CARAQUET – La résidence de Marie-May et Donald Thériault est située dans un endroit tranquille entouré de beaux arbres et d’un beau jardin. Une terrasse en bois permet d’accéder à leur demeure moderne et confortable.

Ces deux anciens enseignants maintenant à la retraite nous reçoivent chaleureusement. M. Thériault est assis dans son salon meublé, entre autres, d’un grand divan et d’un téléviseur. Entre le salon et la cuisine, nous notons la présence d’un bureau et d’un ordinateur. La cuisine, elle, est dotée d’un réfrigérateur et d’une cuisinière. Il n’y a rien hors de l’ordinaire chez Marie-May et Donald, sauf une chose, il s’agit d’une roulotte en plein milieu d’un terrain de camping.

Le couple originaire de Caraquet, mais qui habite à Dieppe durant l’hiver, est adepte du camping depuis longtemps. Ils sont saisonniers au camping Colibri, à Bertrand, dans la Péninsule acadienne, depuis 1987.

«On aime tellement le camping. On a non seulement cette roulotte-ci pendant quatre mois de l’année, mais on s’est aussi acheté une roulotte motorisée pour prolonger notre saison. On commence notre saison un peu plus tôt dans la (roulotte) motorisée, après, on vient quatre mois ici. Ensuite, on termine notre saison avec la roulotte dans le sud de la province. Ici, le camping finit le 15 septembre, mais au camping dans la région de Saint-Jean, la saison se termine à la fin octobre, début novembre», explique Donald Thériault.

Pour le couple Thériault, l’amour du camping remonte à loin. Il s’est développé lors de leur jeunesse alors qu’il était membre des scouts et elle des guides. Maintenant, c’est presque un mode de vie.

«On est chanceux. On est tous les deux en bonne santé et on a les mêmes goûts. On vit beaucoup dans les valises et on déménage souvent. Nous avons été dans l’enseignement toutes notre vie, à respecter des horaires pendant 35 ans. Tout le système décide pour toi à quelle heure il faut ci et à quelle heure il faut être là, tandis que maintenant, on a la liberté de vivre. Ce n’est jamais la même chose et il n’y a pas de routine. Ça change tout le temps. C’est ça qu’on aime», a mentionné M. Thériault.

Depuis le quart de siècle que le couple pratique cette activité, il y a eu beaucoup de changements.
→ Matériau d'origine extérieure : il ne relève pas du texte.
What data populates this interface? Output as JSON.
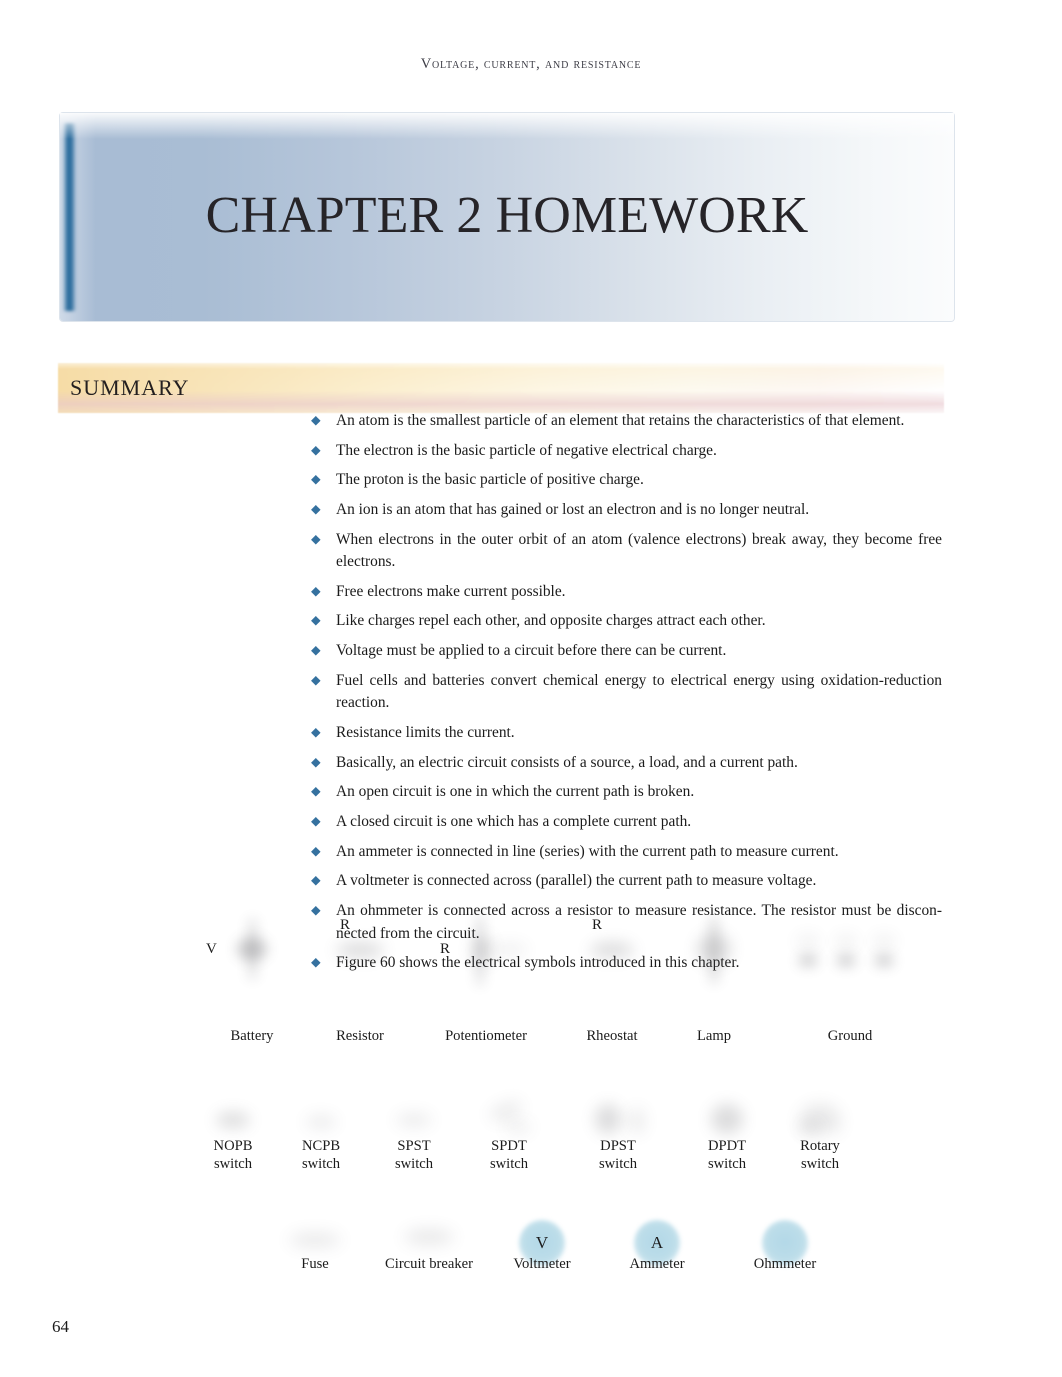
{
  "running_head": "Voltage, Current, and Resistance",
  "chapter": {
    "title": "CHAPTER 2 HOMEWORK"
  },
  "summary": {
    "heading": "SUMMARY",
    "bullet_glyph": "◆",
    "bullet_color": "#35719f",
    "items": [
      "An atom is the smallest particle of an element that retains the characteristics of that element.",
      "The electron is the basic particle of negative electrical charge.",
      "The proton is the basic particle of positive charge.",
      "An ion is an atom that has gained or lost an electron and is no longer neutral.",
      "When electrons in the outer orbit of an atom (valence electrons) break away, they become free electrons.",
      "Free electrons make current possible.",
      "Like charges repel each other, and opposite charges attract each other.",
      "Voltage must be applied to a circuit before there can be current.",
      "Fuel cells and batteries convert chemical energy to electrical energy using oxidation-reduction reaction.",
      "Resistance limits the current.",
      "Basically, an electric circuit consists of a source, a load, and a current path.",
      "An open circuit is one in which the current path is broken.",
      "A closed circuit is one which has a complete current path.",
      "An ammeter is connected in line (series) with the current path to measure current.",
      "A voltmeter is connected across (parallel) the current path to measure voltage.",
      "An ohmmeter is connected across a resistor to measure resistance. The resistor must be discon-nected from the circuit.",
      "Figure 60 shows the electrical symbols introduced in this chapter."
    ]
  },
  "figure": {
    "meter_fill_color": "#bcdde9",
    "rows": [
      {
        "symbols": [
          {
            "caption": "Battery",
            "side_label": "V",
            "icon": "battery-symbol"
          },
          {
            "caption": "Resistor",
            "top_label": "R",
            "icon": "resistor-symbol"
          },
          {
            "caption": "Potentiometer",
            "side_label": "R",
            "icon": "potentiometer-symbol"
          },
          {
            "caption": "Rheostat",
            "top_label": "R",
            "icon": "rheostat-symbol"
          },
          {
            "caption": "Lamp",
            "icon": "lamp-symbol"
          },
          {
            "caption": "Ground",
            "icon": "ground-symbol"
          }
        ]
      },
      {
        "symbols": [
          {
            "caption": "NOPB\nswitch",
            "icon": "nopb-switch-symbol"
          },
          {
            "caption": "NCPB\nswitch",
            "icon": "ncpb-switch-symbol"
          },
          {
            "caption": "SPST\nswitch",
            "icon": "spst-switch-symbol"
          },
          {
            "caption": "SPDT\nswitch",
            "icon": "spdt-switch-symbol"
          },
          {
            "caption": "DPST\nswitch",
            "icon": "dpst-switch-symbol"
          },
          {
            "caption": "DPDT\nswitch",
            "icon": "dpdt-switch-symbol"
          },
          {
            "caption": "Rotary\nswitch",
            "icon": "rotary-switch-symbol"
          }
        ]
      },
      {
        "symbols": [
          {
            "caption": "Fuse",
            "icon": "fuse-symbol"
          },
          {
            "caption": "Circuit breaker",
            "icon": "circuit-breaker-symbol"
          },
          {
            "caption": "Voltmeter",
            "meter_letter": "V",
            "icon": "voltmeter-symbol"
          },
          {
            "caption": "Ammeter",
            "meter_letter": "A",
            "icon": "ammeter-symbol"
          },
          {
            "caption": "Ohmmeter",
            "meter_letter": "",
            "icon": "ohmmeter-symbol"
          }
        ]
      }
    ]
  },
  "page_number": "64"
}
En commençant avec le type de roulotte utilisé.

«Au début, nous avions une toute petite roulotte de 17 pieds», précise Marie-May.

Ce n’est qu’à force d’y retourner, année après année, que le couple s’est tranquillement enraciné dans l’endroit.

«On a planté tous les arbres que tu vois ici: les érables rouges, les gros bouleaux. Ça te donne une idée du temps qu’on est ici», lance en riant M. Thériault.

Leur vie s’est aussi améliorée. Avant, Donald Thériault profitait très rarement de l’extérieur. Il avait plutôt les yeux rivés sur l’écran du téléviseur ou de l’ordinateur.

«Depuis, c’est l’inverse. On est beaucoup plus souvent dehors. En faisant du camping, c’est comme si l’ensemble du monde était de la famille. On connaît bien nos voisins, on fait des feux. Des fois c’est ici, d’autres fois ailleurs», indique-t-il.

Dans une thèse portant sur le camping saisonnier présentée à l’Université Laval, à Québec, en 2007, Catherine Allen exlique que les baby-boomers, à la retraite, préfèrent s’établir au même endroit pour une période de temps déterminée plutôt que d’opter pour un mode de loisir axé sur la découverte de nouveaux espaces tels que le camping sauvage ou le camping voyageur.

«Le camping saisonnier représente l’opportunité de s’approprier l’espace et de le modifier à sa guise alors qu’il n’est pas toujours possible de le faire dans l’environnement de sa résidence principale, écrit-elle. Qu’ils s’investissent dans l’aménagement de leur emplacement ou du terrain de camping au grand complet, ces campeurs jouissent d’une liberté d’agir insoupçonnée. Même s’ils arrivent dans un environnement déjà produit, ils ont le pouvoir d’y faire des modifications physiques considérables. Ils ne sont pas des utilisateurs passifs de leur espace de loisir.»